Aleksandar Obradović (born March 2, 1979) is a Serbian whistleblower who leaked documents which revealed corruption and fraud inside of a state-owned company Krušik Valjevo. He was arrested on 18 September 2019 on his workplace for charges of espionage and was transferred to central prison in Belgrade. His arrest triggered multiple protests across Serbia. On 14 October 2019 decision by Belgrade high court was made by which he was released from prison and sentenced to house arrest. After multiple protests and public pressure Obradović was released from house arrest on 18 December 2019. Investigation against him is still ongoing but there has been no indictment. French branch of Amnesty International called Obradović "Serbian Snowden" He is currently unemployed as his suspension from Krušik hasn't been lifted.

== Personal life ==

=== Family ===
Aleksandar Obradović was born on 2 March 1979 in Valjevo one year after his parents moved from Tutin. His father worked in factory Srbijanka and his mother got a job in Krušik Valjevo in 1980. Both of his parents finished universities. His mother graduated with the best grades, according to Obradović, his mother is a fantastic programmer and she gives him great support. His sister was born when he was five years old.

=== Education ===
He finished his first 8 years of education in elementary school „Žikica Jovanović Španac“ in Valjevo. He further pursued his education in economic high school and in Academic business school, in which he got his diploma.

=== Basketball career ===
At the age of 8 he developed a love for basketball, and begun training in basketball club Metalac. He became a captain of his generation which started making remarkable results on tournaments and he was always in top three scorers of the league. He became a professional player for Metalac but his displeasure with treatment of players by the club caused him to leave professional basketball at the young age of 20.

== Krušik arms scandal ==

=== Document revealing ===
In 2014 Mladen Petković, member of the ruling party, became a general manager of the factory. He often clashed with the staff of the factory and created what Obradović called "atmosphere of tension and fear". Since then Obradović began collecting examples of his mismanagement, once Obradović was promoted to a manager he discovered financial fraud. In 2017 company GIM which was represented by father of government politician Nebojša Stefanović bought arms from Krušik by a privileged price which according to Obradović was "unreasonably low, bordering on loss". After this deal GIM has grown from having an annual profit of few millions to over a billion. Obradović leaked sale documents to investigative journalist Dilyana Gaytandzhieva who discovered that weapons exported by GIM ended up in hands of ISIS fighters in Yemen. She called for Serbia to end arms sales to Saudi Arabia because those weapons finished in hands of terrorists, she got no response.

=== Arrest ===
At 3 PM on 18 September around 10 BIA agents came to the factory and arrested Obradović, after around 20 minutes he was handed over to officials from prosecution for high technology crime. They transferred him to a police station in Belgrade from where he was sent to central prison in Belgrade.

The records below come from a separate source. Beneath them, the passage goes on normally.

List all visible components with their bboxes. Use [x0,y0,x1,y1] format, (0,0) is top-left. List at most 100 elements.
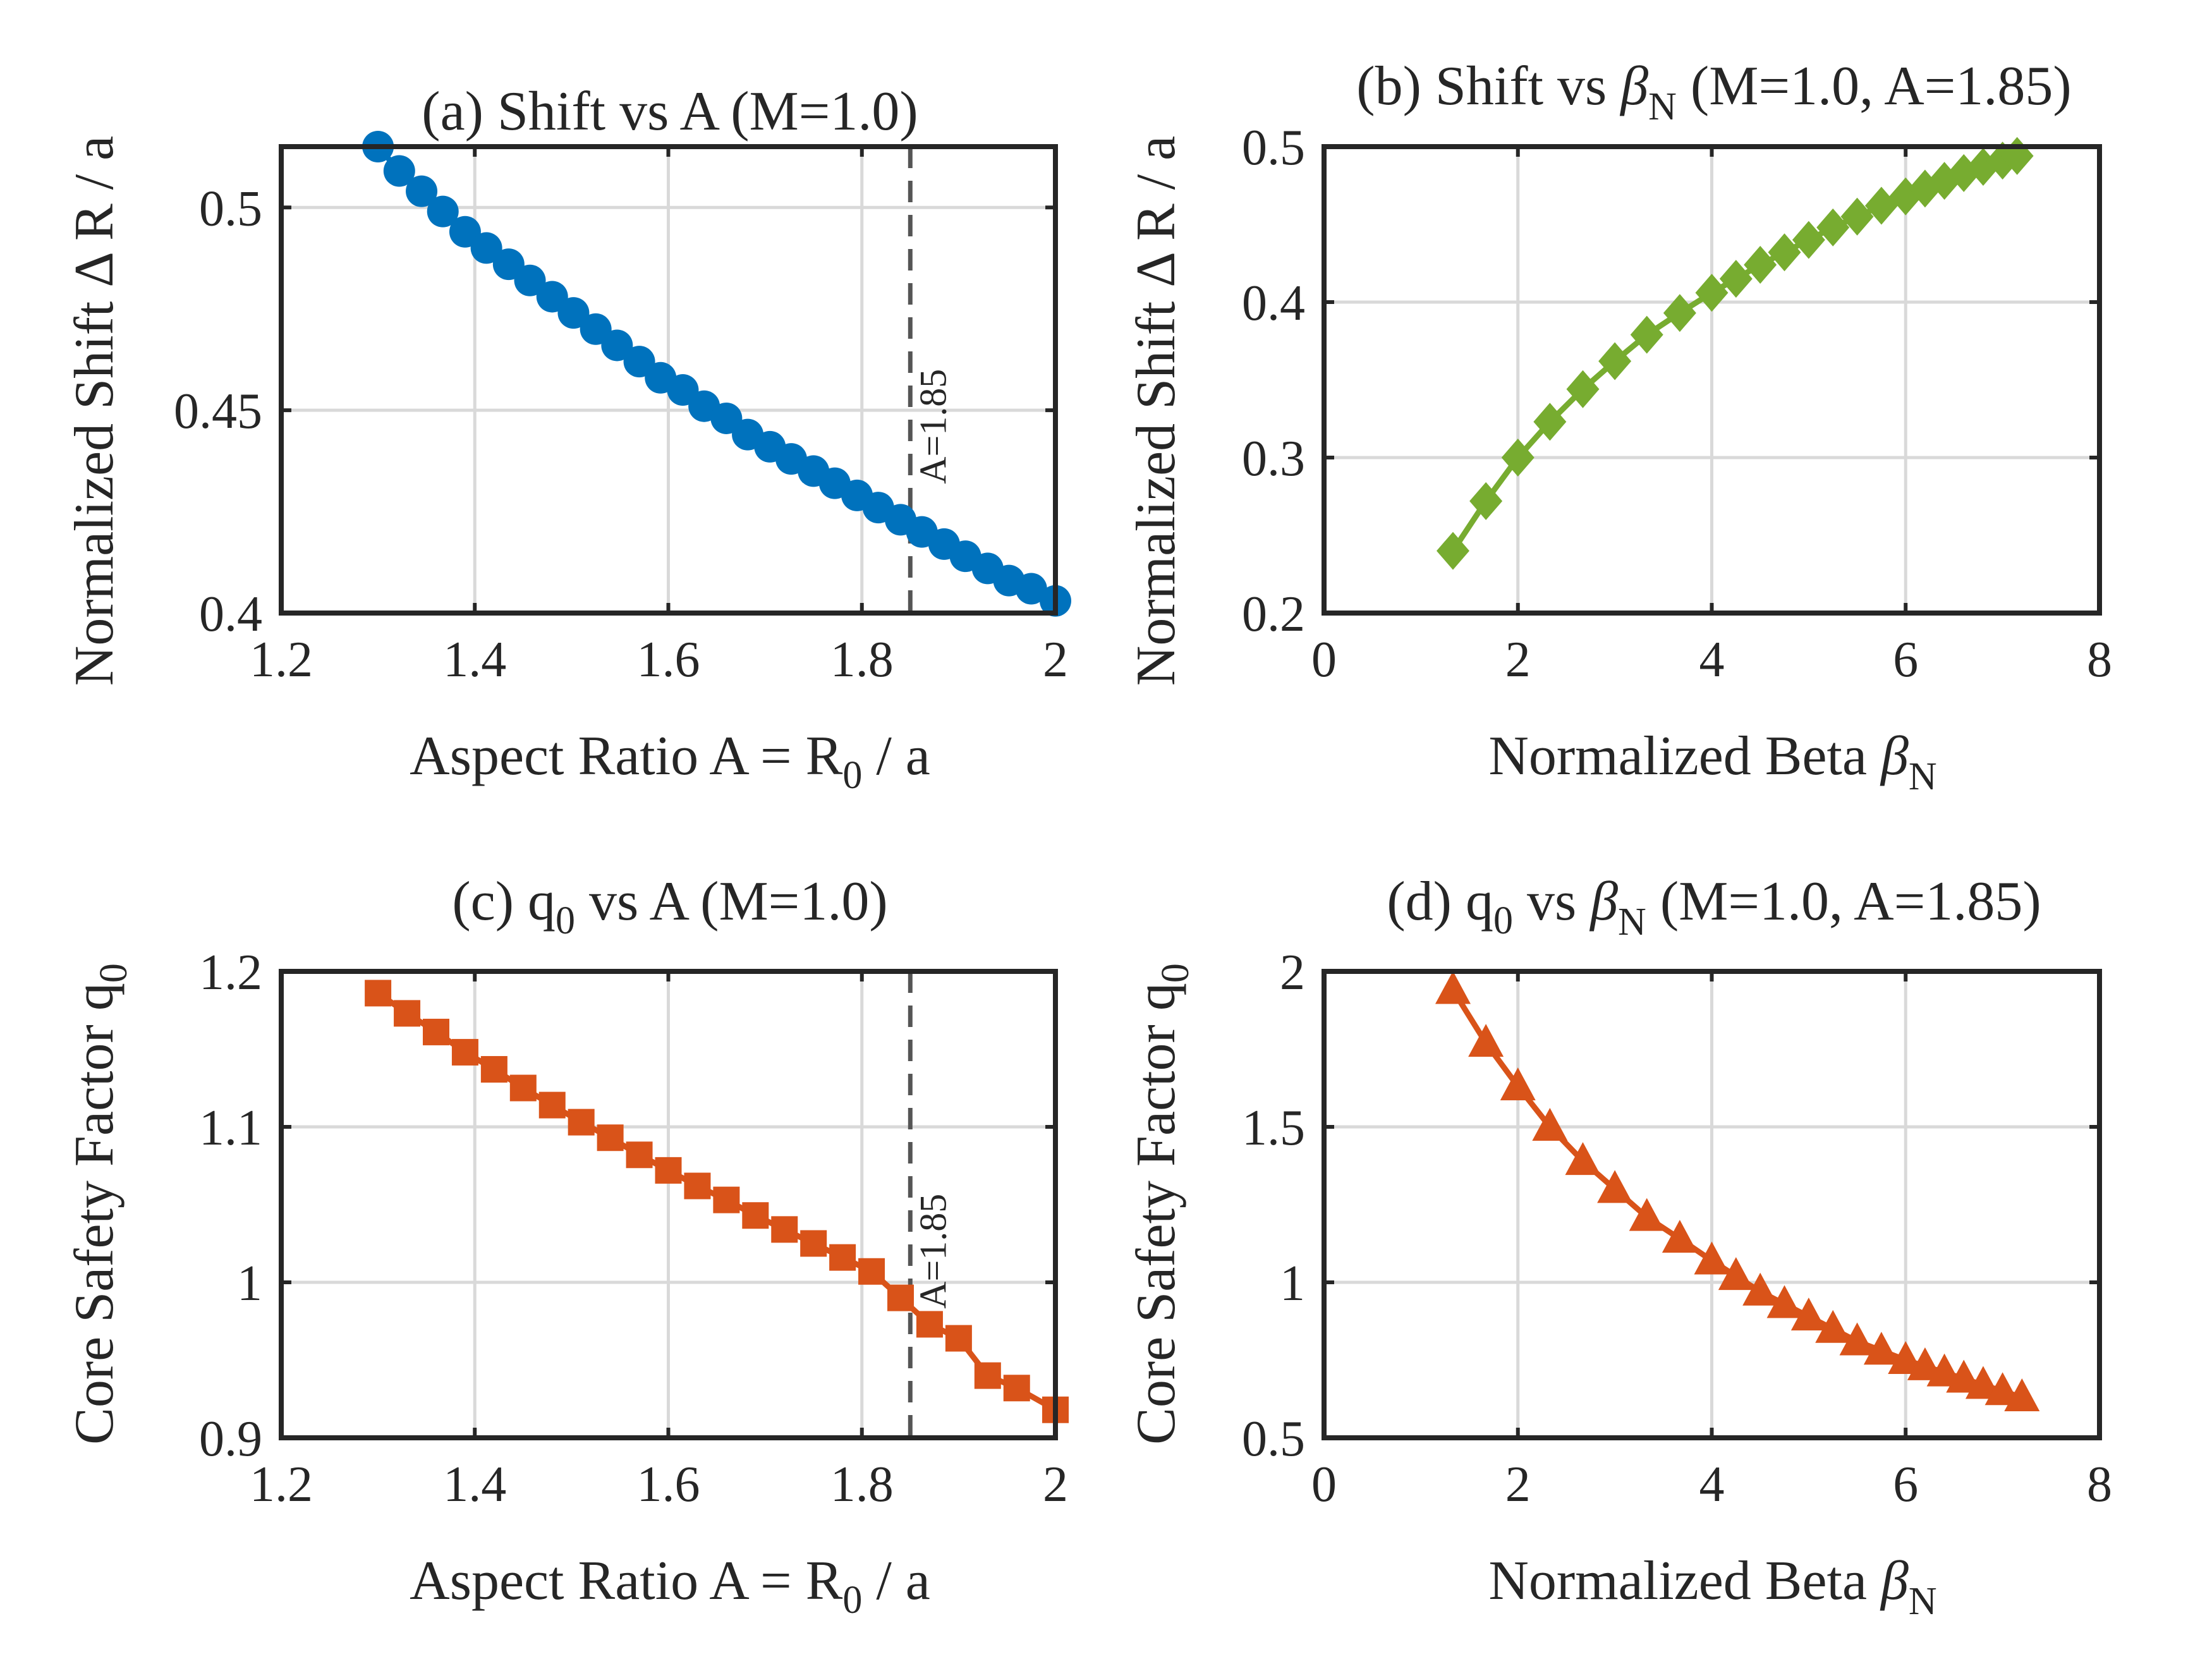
panel-d-data-point [1694,1241,1730,1275]
panel-d-xtick-label: 0 [1311,1457,1337,1512]
panel-a-data-point [427,195,459,228]
panel-b-xtick-label: 0 [1311,632,1337,688]
panel-d-data-point [1984,1372,2021,1406]
panel-a-markers [362,131,1071,617]
panel-b-xtick-label: 2 [1505,632,1531,688]
panel-d-data-point [1565,1142,1601,1176]
panel-a-ytick-label: 0.4 [199,586,262,642]
panel-c-xtick-label: 1.2 [250,1457,313,1512]
panel-d-xlabel: Normalized Beta βN [1488,1550,1936,1623]
panel-c-ytick-label: 1.2 [199,945,262,1000]
panel-d-data-point [1815,1310,1851,1343]
panel-b-xtick-label: 6 [1893,632,1918,688]
panel-c-reference-label: A=1.85 [912,1194,954,1309]
panel-d-data-point [1790,1297,1826,1331]
panel-d-ylabel: Core Safety Factor q0 [1126,963,1197,1445]
panel-b-ytick-label: 0.2 [1242,586,1305,642]
panel-d-data-point [1965,1366,2001,1399]
panel-c-data-point [771,1216,798,1243]
panel-c-ylabel: Core Safety Factor q0 [64,963,135,1445]
panel-d-data-point [1435,971,1471,1004]
panel-c-data-point [568,1109,595,1136]
panel-a-reference-label: A=1.85 [912,369,954,484]
panel-c-xtick-label: 2 [1043,1457,1068,1512]
panel-a-data-point [601,329,633,362]
panel-b-grid [1324,147,2100,613]
panel-d-data-point [1863,1332,1899,1365]
panel-c-data-point [1003,1375,1030,1402]
panel-a-xtick-label: 1.8 [830,632,894,688]
panel-c-data-point [597,1124,624,1152]
panel-b-xlabel: Normalized Beta βN [1488,726,1936,798]
panel-a-title: (a) Shift vs A (M=1.0) [422,81,918,142]
panel-c-title: (c) q0 vs A (M=1.0) [452,871,887,942]
panel-c-ticks: 1.2 1.4 1.6 1.8 2 0.9 1 1.1 1.2 [199,945,1068,1512]
panel-c-data-point [800,1230,827,1257]
panel-b-title: (b) Shift vs βN (M=1.0, A=1.85) [1356,56,2071,128]
panel-d-title: (d) q0 vs βN (M=1.0, A=1.85) [1387,871,2041,944]
panel-a-grid [281,147,1055,613]
panel-c-data-point [974,1362,1001,1389]
panel-c-data-point [684,1172,711,1200]
panel-d-data-point [1662,1220,1698,1253]
panel-c-data-point [713,1186,740,1213]
panel-c-data-point [916,1311,943,1338]
panel-c: A=1.85 1.2 1.4 1.6 1.8 2 0.9 1 1.1 1.2 (c) q0 vs… [64,871,1069,1622]
panel-d-xtick-label: 4 [1699,1457,1725,1512]
panel-d-xtick-label: 2 [1505,1457,1531,1512]
panel-c-data-point [509,1074,537,1102]
panel-d-data-point [1888,1341,1924,1374]
panel-c-data-point [887,1284,914,1311]
panel-c-xtick-label: 1.4 [443,1457,506,1512]
panel-a-xtick-label: 1.2 [250,632,313,688]
panel-b-data-point [1816,208,1850,246]
panel-b-ytick-label: 0.5 [1242,120,1305,176]
panel-d-ticks: 0 2 4 6 8 0.5 1 1.5 2 [1242,945,2112,1512]
panel-d-data-point [1839,1322,1875,1356]
panel-c-ytick-label: 1.1 [199,1100,262,1156]
panel-b-xtick-label: 4 [1699,632,1725,688]
panel-b-xtick-label: 8 [2087,632,2112,688]
panel-a-xtick-label: 1.4 [443,632,506,688]
panel-a-ytick-label: 0.45 [174,384,262,439]
panel-a-data-point [557,297,590,329]
panel-a-data-point [470,232,502,264]
panel-d-ytick-label: 0.5 [1242,1411,1305,1467]
panel-c-data-point [626,1141,653,1169]
panel-b-ytick-label: 0.4 [1242,276,1305,331]
panel-c-data-point [655,1157,682,1184]
panel-c-data-point [451,1038,478,1066]
panel-b-ticks: 0 2 4 6 8 0.2 0.3 0.4 0.5 [1242,120,2112,688]
panel-b-markers [1436,137,2034,570]
panel-b-data-point [1966,147,2000,186]
panel-d-xtick-label: 8 [2087,1457,2112,1512]
panel-d: 0 2 4 6 8 0.5 1 1.5 2 (d) q0 vs βN (M=1.0, A=1.8… [1126,871,2112,1623]
panel-c-data-point [829,1244,856,1271]
panel-c-data-point [945,1325,972,1352]
panel-b-data-point [1566,370,1600,408]
panel-b-data-point [1768,233,1801,272]
panel-b-data-point [1663,294,1696,332]
panel-c-data-point [394,1000,421,1027]
panel-b-ylabel: Normalized Shift Δ R / a [1126,136,1187,686]
panel-c-xtick-label: 1.6 [637,1457,700,1512]
panel-b: 0 2 4 6 8 0.2 0.3 0.4 0.5 (b) Shift vs βN (M=1.0… [1126,56,2112,798]
panel-a-data-point [514,264,546,296]
panel-b-data-point [1695,274,1729,312]
panel-d-data-point [1946,1359,1982,1393]
panel-d-data-point [1742,1272,1778,1306]
panel-d-data-point [1629,1198,1665,1231]
panel-c-markers [365,980,1069,1423]
panel-c-data-point [538,1091,566,1119]
panel-b-data-point [1744,245,1777,284]
panel-c-data-point [365,980,392,1007]
panel-d-data-point [1926,1353,1962,1387]
panel-b-ytick-label: 0.3 [1242,431,1305,487]
panel-d-data-point [1766,1285,1802,1318]
panel-d-data-point [1468,1024,1504,1057]
panel-a-data-point [406,175,438,207]
panel-a-ytick-label: 0.5 [199,181,262,236]
panel-d-ytick-label: 1.5 [1242,1100,1305,1156]
panel-d-grid [1324,971,2100,1438]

== Protests against his arrest ==

Protests demanding release were held in Valjevo, Novi Sad and Belgrade with tens of thousands people attending. Speakers of the protests called Obradović "hero of our time" and demanded that he is immediately released. Just two days after Obradović was moved from central prison to house arrest he gave a speech on a protest in Belgrade by telephone. He said that he doesn't see himself as a hero but just as an ordinary man who didn't want to see company that employs thousands collapse because of corruption.